这么长的时间里,他是第一次和邓布利多闹得如此不愉快。
他知道邓布利多自在学校的时候就对眉纱有相当的警惕性,但没想到在一切已经告一段落的现在,他竟然还是保持着那种有成见的态度。他可以接受任何人,或者可以至少试着去接受任何人,为什么就不肯接受眉纱?
他从一开始就知道邓布利多在某方面和伏地魔很像,相似的观点相似的成见,对于本质不同的人他们从来不可能轻易交心。
但是伏地魔的鄙视和疏远会表现出来,对一个人的看法从不遮掩,他不在乎有多少人会因为这个与他为敌,也从来不怕自己前路有多少阻碍。
而邓布利多,他秉持着自己正的一面,给每个人都多一次机会,试着将他们改变,却将所有的成见和疏离都隐藏的如此完美。
邓布利多……连伏地魔他都曾试着给过几回,为什么——为什么偏偏只有眉纱,他从来都抱持警惕和戒备,从来不肯去接受呢?
自从投靠了凤凰社这边以后,他从来没有违背过邓布利多的意愿。但是这次,他彻彻底底的拒绝了,他不能和这个男人一起对自己心之所在的女人耍心机。
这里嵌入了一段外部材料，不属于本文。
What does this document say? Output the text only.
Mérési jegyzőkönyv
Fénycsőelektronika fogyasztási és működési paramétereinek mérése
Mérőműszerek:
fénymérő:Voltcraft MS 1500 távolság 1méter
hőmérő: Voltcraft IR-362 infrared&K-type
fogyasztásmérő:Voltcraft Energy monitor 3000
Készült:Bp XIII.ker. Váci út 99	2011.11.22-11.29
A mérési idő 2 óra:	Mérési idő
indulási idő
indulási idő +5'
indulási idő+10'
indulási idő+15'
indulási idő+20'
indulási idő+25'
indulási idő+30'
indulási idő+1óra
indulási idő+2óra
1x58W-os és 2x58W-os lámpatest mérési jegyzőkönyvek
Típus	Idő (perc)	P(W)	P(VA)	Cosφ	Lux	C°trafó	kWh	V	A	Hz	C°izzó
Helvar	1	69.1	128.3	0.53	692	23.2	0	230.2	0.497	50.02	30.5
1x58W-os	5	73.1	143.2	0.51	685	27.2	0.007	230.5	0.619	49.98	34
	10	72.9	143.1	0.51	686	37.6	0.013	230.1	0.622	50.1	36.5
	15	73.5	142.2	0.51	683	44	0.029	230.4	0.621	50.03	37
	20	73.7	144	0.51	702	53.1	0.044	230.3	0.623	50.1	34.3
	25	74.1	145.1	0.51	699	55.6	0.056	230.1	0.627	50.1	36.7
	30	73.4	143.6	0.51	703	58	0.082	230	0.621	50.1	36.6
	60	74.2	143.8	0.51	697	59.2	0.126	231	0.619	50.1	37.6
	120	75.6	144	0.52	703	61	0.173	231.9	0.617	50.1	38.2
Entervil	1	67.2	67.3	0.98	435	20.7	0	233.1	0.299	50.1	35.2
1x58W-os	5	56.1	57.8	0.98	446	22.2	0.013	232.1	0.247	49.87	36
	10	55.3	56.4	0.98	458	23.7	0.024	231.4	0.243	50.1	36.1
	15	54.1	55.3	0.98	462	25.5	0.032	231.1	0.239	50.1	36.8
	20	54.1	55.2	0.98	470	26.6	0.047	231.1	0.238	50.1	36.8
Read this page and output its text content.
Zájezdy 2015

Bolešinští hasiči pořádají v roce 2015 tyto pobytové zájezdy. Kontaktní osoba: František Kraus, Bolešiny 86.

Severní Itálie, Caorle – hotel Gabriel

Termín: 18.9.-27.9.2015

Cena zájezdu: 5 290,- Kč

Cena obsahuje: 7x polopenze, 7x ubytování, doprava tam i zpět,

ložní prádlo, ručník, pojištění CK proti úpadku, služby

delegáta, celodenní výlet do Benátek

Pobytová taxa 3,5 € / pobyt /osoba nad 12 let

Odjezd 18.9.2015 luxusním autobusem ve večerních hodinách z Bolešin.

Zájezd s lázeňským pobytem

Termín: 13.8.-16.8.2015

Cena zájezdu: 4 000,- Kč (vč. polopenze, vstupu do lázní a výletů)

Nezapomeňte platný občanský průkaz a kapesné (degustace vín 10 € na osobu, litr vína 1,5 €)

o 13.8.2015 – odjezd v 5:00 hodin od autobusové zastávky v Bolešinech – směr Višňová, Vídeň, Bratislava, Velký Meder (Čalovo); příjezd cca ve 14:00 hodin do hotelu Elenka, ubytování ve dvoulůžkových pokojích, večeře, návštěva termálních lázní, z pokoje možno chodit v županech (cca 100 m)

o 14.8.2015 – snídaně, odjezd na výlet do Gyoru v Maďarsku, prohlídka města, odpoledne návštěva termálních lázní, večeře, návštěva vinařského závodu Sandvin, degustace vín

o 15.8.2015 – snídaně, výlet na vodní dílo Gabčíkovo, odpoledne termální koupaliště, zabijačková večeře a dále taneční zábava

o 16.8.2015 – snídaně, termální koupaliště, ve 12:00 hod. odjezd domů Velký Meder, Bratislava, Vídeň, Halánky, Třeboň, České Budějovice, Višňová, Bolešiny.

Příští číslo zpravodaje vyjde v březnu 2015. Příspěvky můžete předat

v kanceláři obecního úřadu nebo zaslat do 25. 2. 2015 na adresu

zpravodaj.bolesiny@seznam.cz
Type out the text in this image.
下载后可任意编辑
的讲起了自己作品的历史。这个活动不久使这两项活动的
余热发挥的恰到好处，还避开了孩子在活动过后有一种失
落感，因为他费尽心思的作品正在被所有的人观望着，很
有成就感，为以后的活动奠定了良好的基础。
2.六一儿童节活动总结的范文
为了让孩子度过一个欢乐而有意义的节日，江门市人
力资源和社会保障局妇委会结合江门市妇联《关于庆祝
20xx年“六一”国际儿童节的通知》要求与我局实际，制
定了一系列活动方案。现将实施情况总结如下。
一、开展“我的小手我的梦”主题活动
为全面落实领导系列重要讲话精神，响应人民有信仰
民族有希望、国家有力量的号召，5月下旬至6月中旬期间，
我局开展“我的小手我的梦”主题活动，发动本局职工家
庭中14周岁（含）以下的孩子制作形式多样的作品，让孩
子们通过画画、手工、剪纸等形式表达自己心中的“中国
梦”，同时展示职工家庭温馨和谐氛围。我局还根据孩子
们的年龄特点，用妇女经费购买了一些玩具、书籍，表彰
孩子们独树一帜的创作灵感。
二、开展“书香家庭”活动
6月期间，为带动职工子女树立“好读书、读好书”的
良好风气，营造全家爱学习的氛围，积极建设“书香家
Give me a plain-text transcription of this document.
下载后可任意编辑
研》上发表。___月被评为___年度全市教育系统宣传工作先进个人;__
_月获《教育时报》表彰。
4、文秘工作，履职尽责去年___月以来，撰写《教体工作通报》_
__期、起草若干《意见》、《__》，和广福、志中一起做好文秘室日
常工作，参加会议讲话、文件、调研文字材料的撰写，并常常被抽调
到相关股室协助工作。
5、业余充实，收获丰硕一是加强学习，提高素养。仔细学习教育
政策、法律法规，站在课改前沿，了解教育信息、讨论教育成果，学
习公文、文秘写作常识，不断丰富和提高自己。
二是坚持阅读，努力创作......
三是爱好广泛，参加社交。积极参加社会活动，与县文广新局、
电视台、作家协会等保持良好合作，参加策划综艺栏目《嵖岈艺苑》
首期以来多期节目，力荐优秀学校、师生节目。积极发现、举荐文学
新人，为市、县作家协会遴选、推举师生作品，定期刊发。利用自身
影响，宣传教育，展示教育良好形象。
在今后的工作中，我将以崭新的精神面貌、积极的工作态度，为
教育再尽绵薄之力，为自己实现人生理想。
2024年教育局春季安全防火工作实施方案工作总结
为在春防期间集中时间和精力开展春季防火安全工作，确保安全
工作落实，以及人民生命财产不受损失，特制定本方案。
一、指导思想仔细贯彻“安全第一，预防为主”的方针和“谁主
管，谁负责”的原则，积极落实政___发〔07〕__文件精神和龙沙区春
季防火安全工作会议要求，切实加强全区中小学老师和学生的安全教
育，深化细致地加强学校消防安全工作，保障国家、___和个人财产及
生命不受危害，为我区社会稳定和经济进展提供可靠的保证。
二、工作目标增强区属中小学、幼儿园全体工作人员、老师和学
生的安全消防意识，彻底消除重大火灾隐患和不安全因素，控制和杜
这个世界上,谁都可以,惟有眉纱不行,一点点真实或者虚假的背叛自己都绝对不肯。
门直接被推开,会这样做的人只有一个。
斯内普立刻闭上眼睛,不让自己的思绪透出来被眉纱发现。
“一个人大晚上在自己办公室里闭目养神,你真好闲情。”眉纱笑嘻嘻走过来,扔给他个布包:“今天我去伦敦转了转,这是给你的。”
打开布包,浓郁的药草香立刻透出来,初一闻至少有四、五种,都是黑市上才能弄到手的珍稀药草。
“你去了翻倒巷。”这个时候这些东西只有那里有卖。
“去转转,毕竟这么长时间没有回来过,不熟悉一下怎么成?”眉纱坐在他身边,歪头看着他:“心情似乎很不好呢,Dumbledore和你说了什么?”
“与你无关。”
“嘻嘻,真的与我无关吗?”眉纱起身,下一秒已经坐在他的椅子上,准确来说是他的腿上。
“身体又僵硬了呢,以前又不是没有这样抱过我。”眉纱轻轻磨蹭着说:“Sev,睁开眼睛看着我,告诉我你没事,嗯?”
“我有没有事,不需要你在乎。”仍然没有睁开眼睛,一贯的嘴硬。
“你这段时间除了会和我顶嘴之外,还会什么?”眉纱半气半笑:“我一碰你你就僵硬着身体,和你说话你当听不见,不然就是顶撞我,却偏偏没一句有营养的……”
他的梅林保佑他,这个男人怎么能这么可爱呢?
斯内普听她这么说,果然立刻又是一副不闻不问的样子,躺在那里装化石。